What are the risks of a Dilation and Curettage (D&C) procedure in a pregnant patient with unrecognized type 2B von Willebrand's disease?

Risks of D&C in Pregnant Patients with Unrecognized Type 2B von Willebrand Disease

A D&C procedure in a pregnant patient with unrecognized type 2B von Willebrand disease carries significant hemorrhage risk and requires prophylactic hemostatic management with VWF/FVIII concentrate and possibly platelet transfusions to prevent life-threatening bleeding.

Understanding the Specific Risks

Type 2B von Willebrand disease (VWD) presents unique challenges during pregnancy and invasive procedures due to:

• Enhanced binding of abnormal VWF to platelets, causing platelet aggregation and thrombocytopenia
• Paradoxical worsening of thrombocytopenia during pregnancy as VWF levels rise
• Deficiency of high molecular weight VWF multimers
• Unpredictable bleeding risk that may not correlate with laboratory values

Risk Assessment for D&C

The risk is particularly high because:

1. Unrecognized status: Without prior diagnosis, no prophylactic measures would be in place
2. Pregnancy-related changes: VWF levels typically increase during pregnancy, but in type 2B VWD this can worsen thrombocytopenia 1
3. Procedure-related bleeding: D&C is considered a procedure with moderate bleeding risk
4. Postpartum risk: Risk of delayed hemorrhage extends into the postpartum period

Management Recommendations

Pre-procedure (if diagnosis is made)

1. Laboratory assessment:

   • Measure VWF antigen, VWF activity, FVIII levels, and platelet count
   • Assess fibrinogen levels (target >150 mg/dL)

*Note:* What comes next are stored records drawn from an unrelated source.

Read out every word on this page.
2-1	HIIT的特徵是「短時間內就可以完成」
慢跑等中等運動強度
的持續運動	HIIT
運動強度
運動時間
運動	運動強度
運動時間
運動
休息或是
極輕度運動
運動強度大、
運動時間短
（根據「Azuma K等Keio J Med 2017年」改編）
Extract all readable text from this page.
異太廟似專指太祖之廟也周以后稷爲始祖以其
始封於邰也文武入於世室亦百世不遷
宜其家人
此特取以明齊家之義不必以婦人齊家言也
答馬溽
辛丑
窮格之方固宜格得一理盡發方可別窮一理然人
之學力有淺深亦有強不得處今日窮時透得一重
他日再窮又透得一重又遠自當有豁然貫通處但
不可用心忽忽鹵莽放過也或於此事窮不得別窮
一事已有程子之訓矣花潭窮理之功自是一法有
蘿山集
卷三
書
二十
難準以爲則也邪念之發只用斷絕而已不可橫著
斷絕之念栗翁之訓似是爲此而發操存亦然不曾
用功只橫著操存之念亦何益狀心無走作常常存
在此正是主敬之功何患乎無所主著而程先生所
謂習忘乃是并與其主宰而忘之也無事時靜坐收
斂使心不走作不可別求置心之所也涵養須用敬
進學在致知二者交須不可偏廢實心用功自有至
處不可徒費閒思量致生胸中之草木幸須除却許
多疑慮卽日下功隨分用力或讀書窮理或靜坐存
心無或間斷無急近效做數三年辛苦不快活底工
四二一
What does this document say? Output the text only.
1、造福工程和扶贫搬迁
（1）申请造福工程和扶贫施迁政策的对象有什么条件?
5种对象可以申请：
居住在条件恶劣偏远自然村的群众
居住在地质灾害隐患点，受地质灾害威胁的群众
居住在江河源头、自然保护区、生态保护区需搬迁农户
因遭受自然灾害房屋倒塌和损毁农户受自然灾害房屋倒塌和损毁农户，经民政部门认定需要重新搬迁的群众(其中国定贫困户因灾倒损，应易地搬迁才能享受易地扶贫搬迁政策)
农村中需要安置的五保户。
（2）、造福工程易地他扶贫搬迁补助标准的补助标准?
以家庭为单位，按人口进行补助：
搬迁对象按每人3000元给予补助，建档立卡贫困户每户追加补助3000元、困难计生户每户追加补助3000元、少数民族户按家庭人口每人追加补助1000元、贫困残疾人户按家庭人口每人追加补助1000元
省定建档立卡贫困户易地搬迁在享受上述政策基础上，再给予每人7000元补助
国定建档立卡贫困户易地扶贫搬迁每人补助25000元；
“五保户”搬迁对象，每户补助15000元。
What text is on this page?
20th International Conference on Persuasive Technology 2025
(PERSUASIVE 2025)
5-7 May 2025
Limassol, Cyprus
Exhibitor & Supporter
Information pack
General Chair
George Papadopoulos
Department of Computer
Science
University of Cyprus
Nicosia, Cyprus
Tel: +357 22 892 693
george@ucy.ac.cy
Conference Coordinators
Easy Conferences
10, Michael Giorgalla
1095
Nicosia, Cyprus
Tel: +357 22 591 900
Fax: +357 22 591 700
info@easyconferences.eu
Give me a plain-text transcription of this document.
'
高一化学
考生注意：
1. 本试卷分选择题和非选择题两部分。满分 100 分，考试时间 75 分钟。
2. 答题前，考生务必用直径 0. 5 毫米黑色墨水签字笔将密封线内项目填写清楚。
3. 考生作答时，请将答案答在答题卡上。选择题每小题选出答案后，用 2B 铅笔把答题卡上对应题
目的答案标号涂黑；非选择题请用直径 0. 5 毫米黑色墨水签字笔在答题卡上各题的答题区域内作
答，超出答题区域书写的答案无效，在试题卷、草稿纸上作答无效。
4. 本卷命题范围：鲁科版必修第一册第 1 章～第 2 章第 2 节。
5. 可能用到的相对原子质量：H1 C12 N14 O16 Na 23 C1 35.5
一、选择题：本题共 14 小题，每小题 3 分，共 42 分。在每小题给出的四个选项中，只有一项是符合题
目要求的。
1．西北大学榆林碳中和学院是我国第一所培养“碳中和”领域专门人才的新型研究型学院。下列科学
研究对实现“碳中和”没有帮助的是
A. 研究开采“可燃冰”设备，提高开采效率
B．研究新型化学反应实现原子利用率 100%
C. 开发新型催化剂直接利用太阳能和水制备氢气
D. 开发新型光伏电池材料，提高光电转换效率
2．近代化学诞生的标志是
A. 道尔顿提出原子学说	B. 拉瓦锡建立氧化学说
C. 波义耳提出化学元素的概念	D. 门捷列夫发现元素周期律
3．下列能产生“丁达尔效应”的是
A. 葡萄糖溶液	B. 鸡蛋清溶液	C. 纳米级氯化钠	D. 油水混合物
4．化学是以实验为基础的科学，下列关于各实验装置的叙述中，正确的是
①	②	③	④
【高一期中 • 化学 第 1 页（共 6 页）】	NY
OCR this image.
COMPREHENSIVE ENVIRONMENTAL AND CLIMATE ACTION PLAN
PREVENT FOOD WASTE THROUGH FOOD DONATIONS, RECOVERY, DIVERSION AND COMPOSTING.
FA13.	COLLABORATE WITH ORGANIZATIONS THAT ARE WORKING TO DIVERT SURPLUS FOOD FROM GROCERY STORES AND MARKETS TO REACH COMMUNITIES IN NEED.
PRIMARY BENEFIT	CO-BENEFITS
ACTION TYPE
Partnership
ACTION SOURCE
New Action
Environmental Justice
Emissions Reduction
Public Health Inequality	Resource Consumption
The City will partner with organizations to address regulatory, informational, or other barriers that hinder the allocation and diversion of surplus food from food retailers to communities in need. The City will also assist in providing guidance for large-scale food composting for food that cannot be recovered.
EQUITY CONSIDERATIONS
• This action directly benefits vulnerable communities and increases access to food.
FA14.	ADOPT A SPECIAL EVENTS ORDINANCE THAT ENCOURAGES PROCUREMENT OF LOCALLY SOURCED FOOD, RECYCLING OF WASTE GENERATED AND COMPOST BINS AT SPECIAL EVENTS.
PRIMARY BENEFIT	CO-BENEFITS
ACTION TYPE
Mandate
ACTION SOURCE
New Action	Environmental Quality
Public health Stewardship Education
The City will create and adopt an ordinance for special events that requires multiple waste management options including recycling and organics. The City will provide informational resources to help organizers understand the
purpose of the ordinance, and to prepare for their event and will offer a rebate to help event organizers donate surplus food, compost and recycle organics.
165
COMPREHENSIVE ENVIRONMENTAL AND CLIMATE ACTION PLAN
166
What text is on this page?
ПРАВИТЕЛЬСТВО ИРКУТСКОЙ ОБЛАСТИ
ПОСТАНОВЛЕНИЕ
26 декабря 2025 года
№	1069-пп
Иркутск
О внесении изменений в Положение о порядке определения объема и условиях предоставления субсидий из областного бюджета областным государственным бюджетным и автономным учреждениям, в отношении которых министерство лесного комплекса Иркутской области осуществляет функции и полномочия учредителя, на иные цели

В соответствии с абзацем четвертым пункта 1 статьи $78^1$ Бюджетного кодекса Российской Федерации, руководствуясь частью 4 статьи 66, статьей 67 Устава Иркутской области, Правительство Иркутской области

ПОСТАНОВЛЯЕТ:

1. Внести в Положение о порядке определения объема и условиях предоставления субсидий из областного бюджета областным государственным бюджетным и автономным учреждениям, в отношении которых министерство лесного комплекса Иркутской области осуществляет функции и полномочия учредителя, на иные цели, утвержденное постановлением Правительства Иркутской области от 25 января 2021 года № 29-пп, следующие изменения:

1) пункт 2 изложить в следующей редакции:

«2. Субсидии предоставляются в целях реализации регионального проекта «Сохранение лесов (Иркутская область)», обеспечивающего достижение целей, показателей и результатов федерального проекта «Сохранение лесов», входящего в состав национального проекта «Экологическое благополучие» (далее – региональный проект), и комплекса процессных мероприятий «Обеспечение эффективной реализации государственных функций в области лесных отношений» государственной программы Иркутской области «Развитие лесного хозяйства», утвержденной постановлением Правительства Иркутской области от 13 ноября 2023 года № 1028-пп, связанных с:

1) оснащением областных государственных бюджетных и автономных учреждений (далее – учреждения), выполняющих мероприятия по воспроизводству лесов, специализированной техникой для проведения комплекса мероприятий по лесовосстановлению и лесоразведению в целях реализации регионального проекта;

2. Hemostatic prophylaxis 2, 3:

   • Primary approach: VWF/FVIII concentrate to achieve VWF activity >50 IU/dL
   • Avoid desmopressin (DDAVP) as it is contraindicated in type 2B VWD due to risk of worsening thrombocytopenia 4, 5
   • Consider platelet transfusion if platelet count <50 × 10⁹/L 2
   • Add tranexamic acid (TXA) as adjunctive therapy 2, 3

During procedure

1. Maintain VWF levels >50 IU/dL throughout the procedure 2
2. Have platelets available for transfusion if needed
3. Monitor for excessive bleeding

Post-procedure

1. Continue VWF/FVIII concentrate for at least 3-5 days post-procedure
2. Maintain tranexamic acid for 7-14 days 3
3. Monitor for delayed bleeding for up to 2-3 weeks

Emergency Management if Diagnosis is Made During Bleeding

If type 2B VWD is diagnosed during a bleeding episode:

1. Immediate VWF/FVIII concentrate administration
2. Platelet transfusion if count <50 × 10⁹/L or ongoing bleeding despite VWF replacement
3. Tranexamic acid administration
4. Consider fibrinogen replacement if levels drop below 150 mg/dL 2

Special Considerations

• Regional anesthesia: If neuraxial anesthesia is considered, VWF activity should be ≥50 IU/dL and platelet count ≥70 × 10⁹/L 2
• Fetal risk: If the fetus inherits type 2B VWD, there is risk of neonatal bleeding complications 6
• Monitoring schedule: Close monitoring of VWF levels and platelet counts is required as rapid changes can occur during pregnancy 7

Common Pitfalls

• Misdiagnosis: Type 2B VWD may be misdiagnosed as immune thrombocytopenia, especially during pregnancy
• Inappropriate use of DDAVP: Can worsen thrombocytopenia in type 2B VWD 5
• Inadequate duration of treatment: Bleeding risk extends beyond the immediate post-procedure period
• Failure to monitor platelets: Thrombocytopenia may worsen rapidly during pregnancy in type 2B VWD
• Underestimating bleeding risk: The bleeding tendency may be more severe than laboratory values suggest

Without proper management, a D&C in an unrecognized type 2B VWD patient carries substantial risk of major hemorrhage that could lead to significant morbidity or mortality. Early recognition, multidisciplinary consultation, and appropriate hemostatic management are essential for safe outcomes.